Moses Elisaf, first Jewish mayor of a city in Greece, dies at 68

Moses Elisaf, mayor of Ioannina, has died after battling cancer.

 The Thessaloniki monument memorialize the Jewish community in Greece who were killed in the Holocaust. (photo credit: Arie Darzi/Wikimedia Commons)
The Thessaloniki monument memorialize the Jewish community in Greece who were killed in the Holocaust.
(photo credit: Arie Darzi/Wikimedia Commons)

Moses Elisaf, thought to be the first Jewish mayor of a city in Greece, died at 68 on Friday after a brief battle with cancer.

Elisaf, mayor of Ioannina since 2019, was hospitalized during a work trip to Athens in December, the Kathimerini newspaper reported. He extended his hospital stay on December 19, reportedly citing “serious health reasons” in a letter to government colleagues.

Jews in Ioannina

Only a few dozen Jews remain in Ioannina, once home to one of the continent’s largest populations of Romaniote Jews. That ethnic community native to the Mediterranean region is distinct from Sephardic Jews, who were originally associated with the Iberian Peninsula. Elisaf, a pathologist, was head of the city’s Jewish community for two decades and a member of the board of directors of the Central Jewish Council of Greece.
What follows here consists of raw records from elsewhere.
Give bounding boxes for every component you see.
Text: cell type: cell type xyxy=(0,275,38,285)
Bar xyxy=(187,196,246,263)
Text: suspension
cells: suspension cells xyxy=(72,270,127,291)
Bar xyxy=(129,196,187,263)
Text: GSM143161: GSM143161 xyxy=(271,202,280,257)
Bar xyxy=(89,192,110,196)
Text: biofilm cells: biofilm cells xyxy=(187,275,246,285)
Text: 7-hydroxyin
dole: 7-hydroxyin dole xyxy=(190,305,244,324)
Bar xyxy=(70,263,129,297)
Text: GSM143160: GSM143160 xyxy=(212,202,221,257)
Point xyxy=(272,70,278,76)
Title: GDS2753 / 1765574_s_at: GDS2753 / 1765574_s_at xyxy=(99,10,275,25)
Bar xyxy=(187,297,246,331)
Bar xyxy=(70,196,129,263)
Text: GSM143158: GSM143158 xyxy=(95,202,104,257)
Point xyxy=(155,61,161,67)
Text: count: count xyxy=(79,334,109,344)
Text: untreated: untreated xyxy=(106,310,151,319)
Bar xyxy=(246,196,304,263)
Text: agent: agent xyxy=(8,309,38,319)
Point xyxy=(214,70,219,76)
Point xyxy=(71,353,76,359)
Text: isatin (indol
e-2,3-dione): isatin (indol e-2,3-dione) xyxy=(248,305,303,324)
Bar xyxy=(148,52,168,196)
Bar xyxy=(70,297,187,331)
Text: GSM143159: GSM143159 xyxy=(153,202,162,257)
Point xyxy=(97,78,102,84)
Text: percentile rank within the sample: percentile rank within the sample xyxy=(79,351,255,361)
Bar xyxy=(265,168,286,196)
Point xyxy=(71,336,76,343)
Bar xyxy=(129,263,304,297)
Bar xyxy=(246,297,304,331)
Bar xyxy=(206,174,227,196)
Most of Ioannina’s prewar Jewish population was killed during the Holocaust. Elisaf was born in 1954 to parents who had escaped to Tel Aviv before returning to Greece after the war. He graduated from the University of Athens in 1979 and worked 1993-94 at the Sackler medical school at Tel Aviv University. Elisaf told Haaretz in 2019 that he visits relatives in Israel regularly.

He became a professor at Ioannina Medical School, and his 2019 mayoral run was his first foray into politics. While campaigning as a centrist independent, rivals tried to claim he was “connected to the Mossad or the Israeli embassy.” He beat the city’s incumbent in a tight runoff with 50.3% of the vote.
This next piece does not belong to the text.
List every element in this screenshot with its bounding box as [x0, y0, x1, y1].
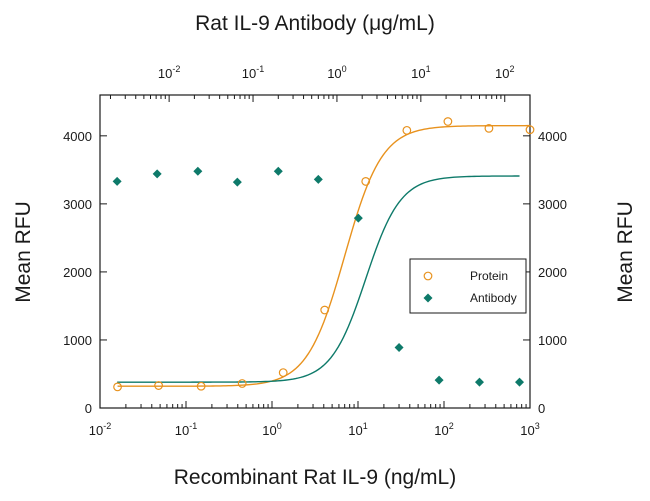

 GERMAN THEN-PRESIDENT Joachim Gauck (C) speaks to the head of the Greek-Jewish community of Ioannina during his 2014 visit to their synagogue in northwestern Greece, as tribute to the dozens massacred by the Nazis.  (credit: Alkis Konstantinidis/Reuters)
GERMAN THEN-PRESIDENT Joachim Gauck (C) speaks to the head of the Greek-Jewish community of Ioannina during his 2014 visit to their synagogue in northwestern Greece, as tribute to the dozens massacred by the Nazis. (credit: Alkis Konstantinidis/Reuters)

“Despite antisemitism and the rise of racism in our times, the citizens have elected a Jew as their mayor, evaluating my personality, our plan for the city’s future, our candidates, our ethos during the election campaign,” he told Haaretz.